Sphingosine kinase 2 may be a promising clinical target for overcoming EGFR-TKI resistance and NSCLC tumor progression.

“Blocking epidermal growth factor receptor (EGFR) with drugs such as erlontinib and osimertinib can prevent non-small lung cancer cells from growing—but only for a while,” explain Neelu Puri, PhD, and colleagues. “Eventually, resistance to these EGFR tyrosine kinase inhibitors (TKIs) occurs. Our team wanted to see if sphingosine kinase 2 (SphK2), a molecule that regulates many cell processes, contributed to this resistance. If so, we wanted to find out if  it was possible to inhibit it so that the drugs will continue to prevent tumor growth.”

The drugs erlotinib and osimertinib, the study authors point out, are commonly used to treat patients with lung cancer with EGFR mutations. However, patients typically develop resistance to these drugs within 10-18 months.

The researchers hypothesized that SphK2 would reverse epithelial-mesenchymal transition (EMT), reduce tumorigenicity, and overcome erlontinib and osimertinib resistance. For a study presented at the 2023 annual meeting of the American Association for Cancer Research, Dr. Puri and colleagues tested their hypothesis by analyzing the expression of SphK2 in both drug-resistant and drug-sensitive (parental) cell lines. “EGFR-TKI resistance may be mediated by EMT, which causes a motile and invasive phenotype similar to mesenchymal cells,” the study authors wrote.

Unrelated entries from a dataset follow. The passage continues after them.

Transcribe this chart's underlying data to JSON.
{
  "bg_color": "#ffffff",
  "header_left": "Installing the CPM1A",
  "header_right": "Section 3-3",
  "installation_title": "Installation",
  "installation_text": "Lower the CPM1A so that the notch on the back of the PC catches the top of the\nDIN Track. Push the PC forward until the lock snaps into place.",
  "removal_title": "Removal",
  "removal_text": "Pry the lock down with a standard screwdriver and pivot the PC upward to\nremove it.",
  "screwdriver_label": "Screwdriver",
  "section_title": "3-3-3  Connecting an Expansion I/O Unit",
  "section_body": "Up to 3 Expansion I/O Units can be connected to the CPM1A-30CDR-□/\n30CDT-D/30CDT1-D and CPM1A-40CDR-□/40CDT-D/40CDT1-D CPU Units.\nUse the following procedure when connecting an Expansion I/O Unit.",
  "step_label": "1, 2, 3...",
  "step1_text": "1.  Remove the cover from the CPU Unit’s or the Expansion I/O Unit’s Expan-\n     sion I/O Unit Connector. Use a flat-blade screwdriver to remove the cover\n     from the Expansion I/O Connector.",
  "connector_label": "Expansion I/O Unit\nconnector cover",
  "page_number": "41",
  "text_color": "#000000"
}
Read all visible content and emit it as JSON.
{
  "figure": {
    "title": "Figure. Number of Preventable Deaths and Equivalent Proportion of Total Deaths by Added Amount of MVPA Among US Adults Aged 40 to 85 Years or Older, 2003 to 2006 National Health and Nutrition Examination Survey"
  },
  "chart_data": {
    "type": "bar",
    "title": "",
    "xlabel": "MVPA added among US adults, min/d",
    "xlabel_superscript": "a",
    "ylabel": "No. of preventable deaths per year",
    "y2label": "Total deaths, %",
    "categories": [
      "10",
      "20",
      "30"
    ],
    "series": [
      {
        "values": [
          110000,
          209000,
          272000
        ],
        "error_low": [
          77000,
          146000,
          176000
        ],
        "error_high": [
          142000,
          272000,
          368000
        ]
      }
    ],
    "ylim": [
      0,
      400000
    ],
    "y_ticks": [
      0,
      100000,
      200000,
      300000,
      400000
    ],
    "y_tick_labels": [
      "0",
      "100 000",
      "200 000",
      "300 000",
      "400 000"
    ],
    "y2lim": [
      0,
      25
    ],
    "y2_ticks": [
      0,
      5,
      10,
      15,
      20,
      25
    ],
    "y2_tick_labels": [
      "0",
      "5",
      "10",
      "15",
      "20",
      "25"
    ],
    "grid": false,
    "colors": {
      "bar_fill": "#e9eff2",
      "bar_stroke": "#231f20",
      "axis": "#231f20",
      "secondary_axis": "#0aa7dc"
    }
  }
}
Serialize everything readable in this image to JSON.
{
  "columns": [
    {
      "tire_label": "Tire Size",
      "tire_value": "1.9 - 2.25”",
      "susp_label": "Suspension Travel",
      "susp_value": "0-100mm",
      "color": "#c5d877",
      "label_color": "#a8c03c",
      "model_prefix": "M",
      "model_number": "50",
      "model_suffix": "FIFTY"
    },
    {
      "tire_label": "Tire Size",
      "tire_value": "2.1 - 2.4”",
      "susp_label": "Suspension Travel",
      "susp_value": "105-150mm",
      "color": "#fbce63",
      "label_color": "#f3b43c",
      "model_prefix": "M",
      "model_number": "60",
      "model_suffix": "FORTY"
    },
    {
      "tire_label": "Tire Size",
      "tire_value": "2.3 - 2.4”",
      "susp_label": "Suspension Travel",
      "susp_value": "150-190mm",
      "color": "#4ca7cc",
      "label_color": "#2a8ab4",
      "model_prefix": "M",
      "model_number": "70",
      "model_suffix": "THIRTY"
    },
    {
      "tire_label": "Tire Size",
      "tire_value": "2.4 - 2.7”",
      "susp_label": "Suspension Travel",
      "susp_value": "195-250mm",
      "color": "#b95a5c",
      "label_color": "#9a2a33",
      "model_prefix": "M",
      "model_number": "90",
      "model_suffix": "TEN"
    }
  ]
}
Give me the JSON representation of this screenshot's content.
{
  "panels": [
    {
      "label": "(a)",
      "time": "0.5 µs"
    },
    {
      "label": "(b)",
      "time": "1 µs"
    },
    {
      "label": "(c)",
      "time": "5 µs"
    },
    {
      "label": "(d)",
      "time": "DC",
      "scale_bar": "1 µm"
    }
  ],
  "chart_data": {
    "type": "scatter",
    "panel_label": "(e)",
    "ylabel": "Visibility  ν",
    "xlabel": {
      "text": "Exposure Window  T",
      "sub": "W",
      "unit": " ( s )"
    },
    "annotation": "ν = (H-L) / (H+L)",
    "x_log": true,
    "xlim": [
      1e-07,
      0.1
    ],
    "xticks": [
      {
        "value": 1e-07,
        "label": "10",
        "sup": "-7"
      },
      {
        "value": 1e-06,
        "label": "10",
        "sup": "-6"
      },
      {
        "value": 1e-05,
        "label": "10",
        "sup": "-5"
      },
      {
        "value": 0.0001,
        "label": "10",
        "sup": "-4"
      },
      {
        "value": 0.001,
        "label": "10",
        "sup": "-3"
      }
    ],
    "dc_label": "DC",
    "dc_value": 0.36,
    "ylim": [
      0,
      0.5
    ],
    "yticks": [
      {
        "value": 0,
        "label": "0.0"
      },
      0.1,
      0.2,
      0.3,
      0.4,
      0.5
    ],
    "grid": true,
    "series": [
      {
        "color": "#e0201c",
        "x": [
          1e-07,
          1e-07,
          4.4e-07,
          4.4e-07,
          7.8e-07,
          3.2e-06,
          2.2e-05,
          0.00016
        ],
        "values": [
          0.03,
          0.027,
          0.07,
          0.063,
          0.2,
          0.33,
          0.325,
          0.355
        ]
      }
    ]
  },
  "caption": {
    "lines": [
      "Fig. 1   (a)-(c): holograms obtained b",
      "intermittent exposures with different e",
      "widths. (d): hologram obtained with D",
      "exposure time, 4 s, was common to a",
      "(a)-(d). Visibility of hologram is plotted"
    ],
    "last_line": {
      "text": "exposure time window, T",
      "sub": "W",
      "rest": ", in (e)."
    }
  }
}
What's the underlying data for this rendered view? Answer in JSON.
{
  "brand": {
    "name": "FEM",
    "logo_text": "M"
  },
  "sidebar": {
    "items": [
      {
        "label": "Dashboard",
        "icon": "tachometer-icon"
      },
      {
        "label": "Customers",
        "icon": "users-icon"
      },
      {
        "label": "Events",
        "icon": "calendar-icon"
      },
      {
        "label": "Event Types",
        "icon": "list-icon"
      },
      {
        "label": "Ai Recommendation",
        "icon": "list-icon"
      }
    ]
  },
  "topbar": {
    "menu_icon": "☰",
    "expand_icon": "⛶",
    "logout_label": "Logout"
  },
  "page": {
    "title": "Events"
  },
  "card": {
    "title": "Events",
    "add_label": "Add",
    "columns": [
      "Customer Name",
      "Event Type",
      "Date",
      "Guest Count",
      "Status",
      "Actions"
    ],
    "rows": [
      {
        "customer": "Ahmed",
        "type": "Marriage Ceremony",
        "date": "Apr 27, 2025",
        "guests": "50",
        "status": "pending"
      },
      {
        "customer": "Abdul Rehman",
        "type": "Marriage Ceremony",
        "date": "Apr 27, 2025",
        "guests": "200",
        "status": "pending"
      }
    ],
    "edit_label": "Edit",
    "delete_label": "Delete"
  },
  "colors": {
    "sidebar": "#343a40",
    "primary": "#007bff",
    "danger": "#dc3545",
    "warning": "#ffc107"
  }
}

SphK2 Expression Analyzed in Both Drug-Resistant & Drug-Sensitive Cell Lines

To determine if SphK2 was involved in drug resistance, the study team compared parental non-small cell lung cancer (NSCLC) cells with the drug-resistant cells. “We created cell lines that were resistant to erlontinib and osimertinib and used tumor samples from patients with both early-stage and late-stage lung cancer,” Dr. Puri says. “We then conducted a series of tests that included quantitative PCR, immunoblotting, immunofluorescence studies, and immunohistochemistry on both parental and resistant cells to determine the difference in the expression of SphK2 and other related proteins.”

SphK2 Was Higher in Drug-Resistant Cells Vs Parental Cells

Dr. Puri and colleagues observed that levels of SphK2 were higher in the drug-resistant cells compared with the parental cells. “This correlated with our hypothesis that SphK2 was involved in erlotinib and osimertinib resistance,” Dr. Puri notes. “When inhibiting SphK2 in combination with osimertinib, we found an additive effect, which means such inhibitors have the potential to overcome resistance to that chemotherapy drug. In addition, our research showed that SphK2 was higher in late-stage cancer than in early-stage tumors, which indicates it could be a potential biomarker for a patient’s prognosis.”

Since SphK2 decreased cancer cell proliferation, tumor survival, and expression of EMT markers, the study authors wrote, “SphK2 may be a promising clinical target for overcoming EGFR-TKI resistance and NSCLC tumor progression.”

The study team agrees that it would be beneficial to study expression of SphK2 in a larger sample of lung tumors. “We are also working to further understand the mechanism behind SphK2 modulated drug resistance and how it induces tumor metastasis,” Dr. Puri says. “Further studies on in vivo mouse models are also needed to determine the efficacy of SphK2 inhibitors in treating lung cancer tumors.”